INNOCENCE: Faulty Practices Raise Doubts About Accuracy of Crime Labs

A recent article in the ABA Journal drew attention to problems in crime labs across the country that have resulted in  wrongful convictions, including some in death penalty cases. Investigations in many states and of the national FBI lab revealed a lack of written procedures, improper mixing of samples from different cases, improper testimony, and even falsification of test results. An Oklahoma City chemist who testified in 23 death penalty cases was later fired for giving false or misleading testimony. Twelve of the defendants in whose cases she had testified were executed. In North Carolina, an independent audit by two retired FBI agents showed that analysts at the state lab had regularly withheld or distorted evidence in more than 230 cases over a 16-year period, including three cases that resulted in executions. Some experts are pushing for better regulation of forensic labs. The National Academy of Sciences presented 13 recommendations in a 2009 report, including calling for the creation of an independent national institute of forensic science, and enforcement of accreditation and certification standards. Very few of the Academy's recommendations have been implemented. Paul Giannelli, a law professor at Case Western Reserve University, who has studied crime labs for 20 years, said forensic labs should be held to the same standards as clinical labs that conduct medical tests. "They're both a matter of life and liberty," he said.

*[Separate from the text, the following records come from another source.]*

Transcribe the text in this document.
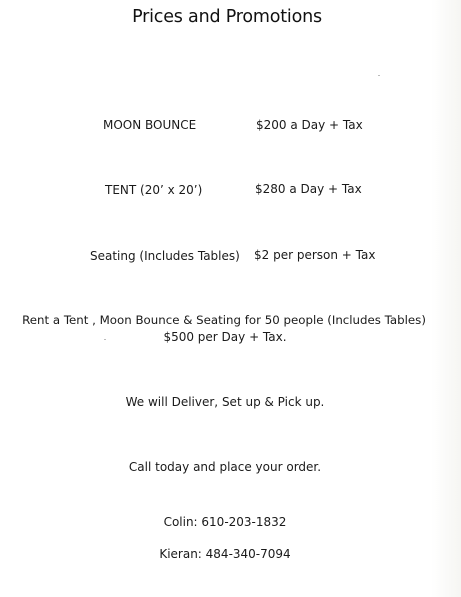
Prices and Promotions
MOON BOUNCE	$200 a Day + Tax
TENT (20’ x 20’)	$280 a Day + Tax
Seating (Includes Tables) $2 per person + Tax
Rent a Tent , Moon Bounce & Seating for 50 people (Includes Tables)
$500 per Day + Tax.
We will Deliver, Set up & Pick up.
Call today and place your order.
Colin: 610-203-1832
Kieran: 484-340-7094
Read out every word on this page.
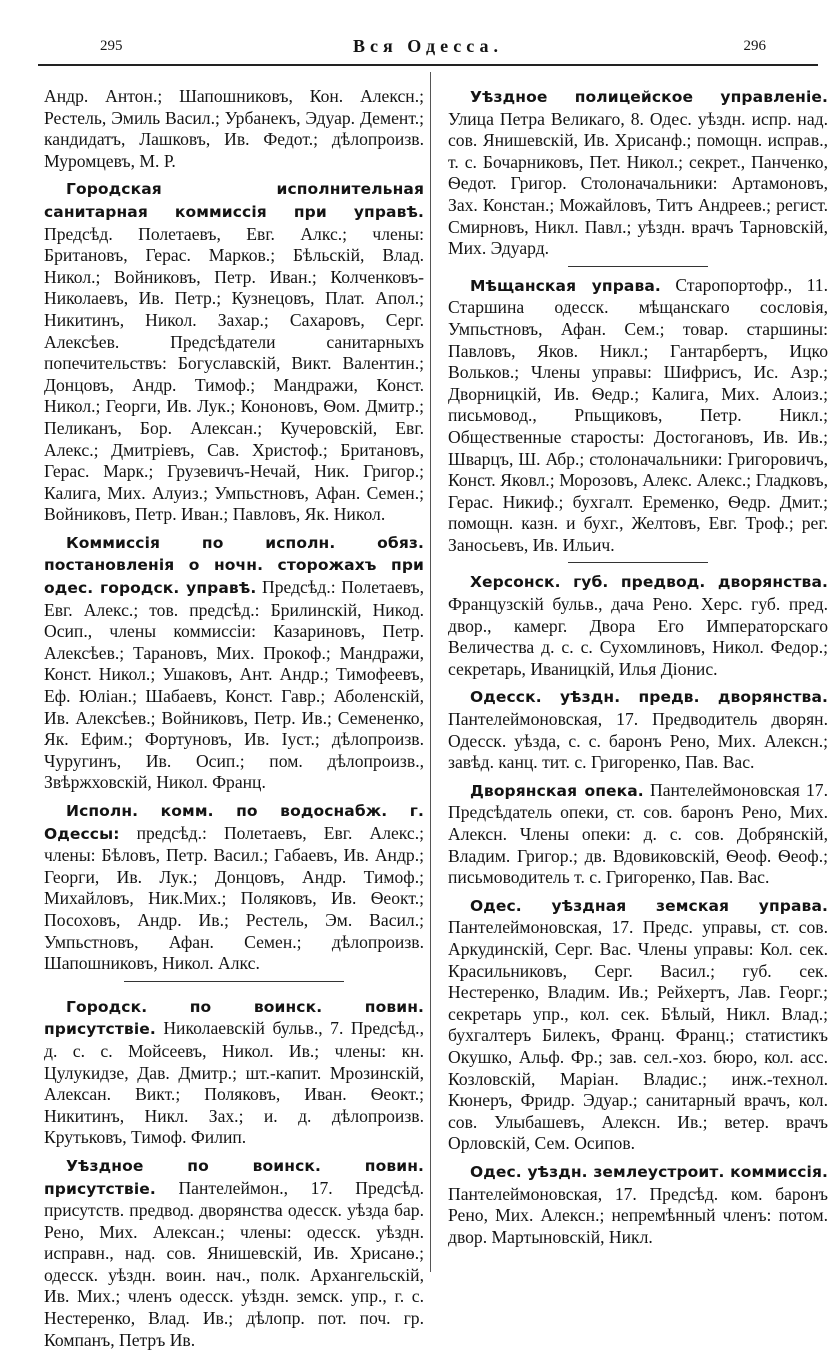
295	Вся Одесса.	296

Андр. Антон.; Шапошниковъ, Кон. Алексн.; Рестель, Эмиль Васил.; Урбанекъ, Эдуар. Демент.; кандидатъ, Лашковъ, Ив. Федот.; дѣлопроизв. Муромцевъ, М. Р.

Городская исполнительная санитарная коммиссія при управѣ. Предсѣд. Полетаевъ, Евг. Алкс.; члены: Британовъ, Герас. Марков.; Бѣльскій, Влад. Никол.; Войниковъ, Петр. Иван.; Колченковъ-Николаевъ, Ив. Петр.; Кузнецовъ, Плат. Апол.; Никитинъ, Никол. Захар.; Сахаровъ, Серг. Алексѣев. Предсѣдатели санитарныхъ попечительствъ: Богуславскій, Викт. Валентин.; Донцовъ, Андр. Тимоф.; Мандражи, Конст. Никол.; Георги, Ив. Лук.; Кононовъ, Ѳом. Дмитр.; Пеликанъ, Бор. Алексан.; Кучеровскій, Евг. Алекс.; Дмитріевъ, Сав. Христоф.; Британовъ, Герас. Марк.; Грузевичъ-Нечай, Ник. Григор.; Калига, Мих. Алуиз.; Умпьстновъ, Афан. Семен.; Войниковъ, Петр. Иван.; Павловъ, Як. Никол.

Коммиссія по исполн. обяз. постановленія о ночн. сторожахъ при одес. городск. управѣ. Предсѣд.: Полетаевъ, Евг. Алекс.; тов. предсѣд.: Брилинскій, Никод. Осип., члены коммиссіи: Казариновъ, Петр. Алексѣев.; Тарановъ, Мих. Прокоф.; Мандражи, Конст. Никол.; Ушаковъ, Ант. Андр.; Тимофеевъ, Еф. Юліан.; Шабаевъ, Конст. Гавр.; Аболенскій, Ив. Алексѣев.; Войниковъ, Петр. Ив.; Семененко, Як. Ефим.; Фортуновъ, Ив. Іуст.; дѣлопроизв. Чуругинъ, Ив. Осип.; пом. дѣлопроизв., Звѣржховскій, Никол. Франц.

Исполн. комм. по водоснабж. г. Одессы: предсѣд.: Полетаевъ, Евг. Алекс.; члены: Бѣловъ, Петр. Васил.; Габаевъ, Ив. Андр.; Георги, Ив. Лук.; Донцовъ, Андр. Тимоф.; Михайловъ, Ник.Мих.; Поляковъ, Ив. Ѳеокт.; Посоховъ, Андр. Ив.; Рестель, Эм. Васил.; Умпьстновъ, Афан. Семен.; дѣлопроизв. Шапошниковъ, Никол. Алкс.

Городск. по воинск. повин. присутствіе. Николаевскій бульв., 7. Предсѣд., д. с. с. Мойсеевъ, Никол. Ив.; члены: кн. Цулукидзе, Дав. Дмитр.; шт.-капит. Мрозинскій, Алексан. Викт.; Поляковъ, Иван. Ѳеокт.; Никитинъ, Никл. Зах.; и. д. дѣлопроизв. Крутьковъ, Тимоф. Филип.

Уѣздное по воинск. повин. присутствіе. Пантелеймон., 17. Предсѣд. присутств. предвод. дворянства одесск. уѣзда бар. Рено, Мих. Алексан.; члены: одесск. уѣздн. исправн., над. сов. Янишевскій, Ив. Хрисанѳ.; одесск. уѣздн. воин. нач., полк. Архангельскій, Ив. Мих.; членъ одесск. уѣздн. земск. упр., г. с. Нестеренко, Влад. Ив.; дѣлопр. пот. поч. гр. Компанъ, Петръ Ив.

Уѣздное полицейское управленіе. Улица Петра Великаго, 8. Одес. уѣздн. испр. над. сов. Янишевскій, Ив. Хрисанф.; помощн. исправ., т. с. Бочарниковъ, Пет. Никол.; секрет., Панченко, Ѳедот. Григор. Столоначальники: Артамоновъ, Зах. Констан.; Можайловъ, Титъ Андреев.; регист. Смирновъ, Никл. Павл.; уѣздн. врачъ Тарновскій, Мих. Эдуард.

Мѣщанская управа. Старопортофр., 11. Старшина одесск. мѣщанскаго сословія, Умпьстновъ, Афан. Сем.; товар. старшины: Павловъ, Яков. Никл.; Гантарбертъ, Ицко Вольков.; Члены управы: Шифрисъ, Ис. Азр.; Дворницкій, Ив. Ѳедр.; Калига, Мих. Алоиз.; письмовод., Рпьщиковъ, Петр. Никл.; Общественные старосты: Достогановъ, Ив. Ив.; Шварцъ, Ш. Абр.; столоначальники: Григоровичъ, Конст. Яковл.; Морозовъ, Алекс. Алекс.; Гладковъ, Герас. Никиф.; бухгалт. Еременко, Ѳедр. Дмит.; помощн. казн. и бухг., Желтовъ, Евг. Троф.; рег. Заносьевъ, Ив. Ильич.

Херсонск. губ. предвод. дворянства. Французскій бульв., дача Рено. Херс. губ. пред. двор., камерг. Двора Его Императорскаго Величества д. с. с. Сухомлиновъ, Никол. Федор.; секретарь, Иваницкій, Илья Діонис.

Одесск. уѣздн. предв. дворянства. Пантелеймоновская, 17. Предводитель дворян. Одесск. уѣзда, с. с. баронъ Рено, Мих. Алексн.; завѣд. канц. тит. с. Григоренко, Пав. Вас.

Дворянская опека. Пантелеймоновская 17. Предсѣдатель опеки, ст. сов. баронъ Рено, Мих. Алексн. Члены опеки: д. с. сов. Добрянскій, Владим. Григор.; дв. Вдовиковскій, Ѳеоф. Ѳеоф.; письмоводитель т. с. Григоренко, Пав. Вас.

Одес. уѣздная земская управа. Пантелеймоновская, 17. Предс. управы, ст. сов. Аркудинскій, Серг. Вас. Члены управы: Кол. сек. Красильниковъ, Серг. Васил.; губ. сек. Нестеренко, Владим. Ив.; Рейхертъ, Лав. Георг.; секретарь упр., кол. сек. Бѣлый, Никл. Влад.; бухгалтеръ Билекъ, Франц. Франц.; статистикъ Окушко, Альф. Фр.; зав. сел.-хоз. бюро, кол. асс. Козловскій, Маріан. Владис.; инж.-технол. Кюнеръ, Фридр. Эдуар.; санитарный врачъ, кол. сов. Улыбашевъ, Алексн. Ив.; ветер. врачъ Орловскій, Сем. Осипов.

Одес. уѣздн. землеустроит. коммиссія. Пантелеймоновская, 17. Предсѣд. ком. баронъ Рено, Мих. Алексн.; непремѣнный членъ: потом. двор. Мартыновскій, Никл.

INNOCENCE: The Role of Journalists in Freeing An Innocent Man

The fortuitous investigation of a case by persistent journalists, rather than the workings of the limited appellate process, has led to the exoneration of a number of innocent individuals. Maurice Possley (l.), a former reporter for the Chicago Tribune, recently wrote how he and fellow-journalist Steve Mills (r.) helped free Daniel Taylor (c.) in Illinois, where he had spent more than 20 years in prison. In 2001, the reporters published a story exposing the false and coerced confession that led to Taylor’s conviction, but it would be more than a decade before Taylor was freed. Evidence showed that Taylor was arrested for fighting and was in jail on the night of the murders in question. Eventually, the state discovered documents in the prosecutor’s files that had remained hidden for 19 years indicating police officers were certain Taylor was in jail and could not have committed the crime. Taylor's is among the 1,200 wrongful convictions listed in the National Registry of Exonerations. DPIC’s Innocence List includes 142 death row inmates who have been exonerated and freed. Such investigatory reporting contributed to Illinois's decision to abolish the death penalty in 2011.

RECENT LEGISLATION: Texas Law To Protect the Innocent May Curtail Death Penalty

A new Texas law requiring DNA testing of all biological evidence prior to seeking the death penalty could reduce the number of capital cases. District Attorney Billy Byrd of Upshur County noted, "Essentially, every piece of evidence will have to be tested,” he said, which could delay trials more than a year. “Certainly, that will be the case. We will have to deal with certain delays and longer waits,” he added, noting it is not uncommon for DNA evidence to take more than a year to be processed. Nevertheless, Texas Attorney General Greg Abbott (a likely Republican candidate for governor) is a strong supporter of the law, as is Senator Rodney Ellis, Democrat of Houston, who introduced the bill. Abbott believes the law will eventually save the state time and resources, because the necessary testing will be done upfront.